The problem with Leopard's Time Machine

James E. Gaskin interjects some negative feedback

I'm sorry but I have to interject a bit of negative feedback into the parade of praise about Apple's new operating system, Leopard (aka Mac OS X 10.5). I'm impressed with many of the improvements, but recent reports about the built-in backup utility, Time Machine, overlook a critical flaw: Trust Time Machine and you run the risk of losing all your data, period, if bad luck targets you and your Macintosh.

Over at Computerworld, Ryan Faas (I don't know where he's from) writes a full review in Inside Leopard's Time Machine: Backups for the Rest of Us. "I strongly believe the new backup process does not deserve a positive review until Apple fills a huge gap in data protection."

Back in May, I explained my Pirate Backup System (ARR). The ARR stands for Automatic, Redundant and Restorable. You should never use a backup system that doesn't include all three.
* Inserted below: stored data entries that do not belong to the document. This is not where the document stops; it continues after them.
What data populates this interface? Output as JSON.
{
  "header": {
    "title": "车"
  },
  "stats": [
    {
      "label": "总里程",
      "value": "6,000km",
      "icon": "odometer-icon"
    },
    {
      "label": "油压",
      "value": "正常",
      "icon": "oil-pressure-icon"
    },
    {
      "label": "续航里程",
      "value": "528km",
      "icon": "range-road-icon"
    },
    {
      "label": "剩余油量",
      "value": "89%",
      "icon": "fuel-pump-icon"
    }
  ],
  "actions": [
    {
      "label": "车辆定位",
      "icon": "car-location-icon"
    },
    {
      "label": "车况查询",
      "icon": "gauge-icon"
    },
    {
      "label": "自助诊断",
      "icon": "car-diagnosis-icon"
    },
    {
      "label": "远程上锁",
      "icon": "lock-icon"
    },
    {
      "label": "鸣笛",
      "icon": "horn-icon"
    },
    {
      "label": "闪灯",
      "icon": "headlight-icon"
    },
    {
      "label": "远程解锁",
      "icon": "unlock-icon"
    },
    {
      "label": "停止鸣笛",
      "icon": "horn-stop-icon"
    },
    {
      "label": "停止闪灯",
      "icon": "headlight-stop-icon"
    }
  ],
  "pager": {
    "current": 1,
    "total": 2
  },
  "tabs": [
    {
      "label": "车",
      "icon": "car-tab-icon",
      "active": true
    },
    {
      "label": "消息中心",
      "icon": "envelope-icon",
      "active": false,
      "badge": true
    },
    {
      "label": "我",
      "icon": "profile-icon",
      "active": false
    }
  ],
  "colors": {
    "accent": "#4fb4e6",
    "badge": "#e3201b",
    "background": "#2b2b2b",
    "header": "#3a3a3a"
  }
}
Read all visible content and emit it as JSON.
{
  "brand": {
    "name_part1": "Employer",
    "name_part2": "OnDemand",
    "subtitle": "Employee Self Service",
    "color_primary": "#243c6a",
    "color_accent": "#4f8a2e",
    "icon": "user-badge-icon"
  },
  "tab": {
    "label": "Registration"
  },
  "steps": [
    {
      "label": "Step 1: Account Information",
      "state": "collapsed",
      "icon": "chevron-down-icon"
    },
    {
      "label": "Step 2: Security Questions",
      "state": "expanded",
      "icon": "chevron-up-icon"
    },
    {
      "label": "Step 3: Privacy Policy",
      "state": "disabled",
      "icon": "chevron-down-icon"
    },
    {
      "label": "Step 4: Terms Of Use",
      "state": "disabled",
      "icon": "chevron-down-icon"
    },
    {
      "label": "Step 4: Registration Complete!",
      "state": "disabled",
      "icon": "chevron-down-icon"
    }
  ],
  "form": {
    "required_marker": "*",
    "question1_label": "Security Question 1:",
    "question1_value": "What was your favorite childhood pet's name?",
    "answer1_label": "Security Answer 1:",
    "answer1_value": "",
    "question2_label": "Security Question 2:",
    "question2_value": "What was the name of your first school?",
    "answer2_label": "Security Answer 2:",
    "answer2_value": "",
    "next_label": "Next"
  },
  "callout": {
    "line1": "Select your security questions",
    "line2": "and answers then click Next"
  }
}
Apple has two: Automatic and Restorable. The company skipped Redundant, a serious omission.

How serious? Did you notice the news report about Francis Ford Coppola's sad story? Miles Baska wrote about the theft of the film maker's laptop and external hard drive used for backups. All his backups were on that external drive, including information for the new film he planned to start shooting in February. Coppola didn't follow the Pirate Backup System, and neither does Time Machine from Apple.

The crucial missing feature in Time Machine? Redundant backup file storage. When you store all your backups on a connected external hard drive, as Time Machine demands, you protect yourself only halfway. As Coppola learned the hard way, an external hard disk does not meet the "Redundant" requirement. When the thieves take your computer, they will take the attached hard drive. When the sprinklers in your office go off by accident, the box of tapes beside your server will get just as wet as your server.

Let's compare and contrast Time Machine with an interesting backup utility called BeInSync. I haven't tested the product personally, but I talked to customer Kevin Boer of 3 Oceans Real Estate. Knowing that real estate success means being on the road, Boer lives out of his laptop during the workday. He actively tries to reduce the amount of paper he uses, so all his contracts and transactions ride around the Bay Area and Silicon Valley in the car seat beside him, inside his laptop.

"Every transaction in real estate takes at least 200 pages of paper to keep track of and manage legally and archive," said Boer. "I needed not only a backup solution, but a way to automatically share and sync files between my laptop and my assistant's computer."

Boer tried a couple of popular online backup services, but they didn't provide the file synchronization he needed. Enter BeInSync, and its two levels of backup redundancy.

"When I change a file, BeInSync synchronizes the file with my assistant when I connect to the Internet," said Boer. "When she changes a file, or creates a new one, it appears in my laptop automatically."

Boer also uses the BeInSync feature that copies the synchronized files on their hosted site if he needs to get files when away from his laptop. "If I get a call during dinner at a friends, I can borrow their computer, log on to the BeInSync site, change the file, and finish." Yes, real estate is a 24/7 job for successful agents and developers.

Popular online storage services for small businesses include Mozy and Carbonite and maybe a thousand others. BeInSync also offers a new Business Backup service that expands their feature set to a full, manageable backup system for business users.

How strongly do I feel backup products need an online storage component? When companies that don't have that feature in their backup product call me, I refuse to review or evaluate the product. You will never hear me recommend a backup system that doesn't include online storage. Shame on Apple for leaving this critical feature out of Time Machine.

Apple may well announce it will start replicating Time Machine files up to Mac storage tomorrow, or perhaps even before you read this. If so, good for them. Those users paying for Mac should get at least 5 gigabytes of storage free as part of the Time Machine backup service, or Apple should include online storage from some other vendor. But to release a backup product today without an online component really stinks.

Yo, Steve, treat your fans and customers the way they deserve: give them online backup space. Because losing all your files isn't cool.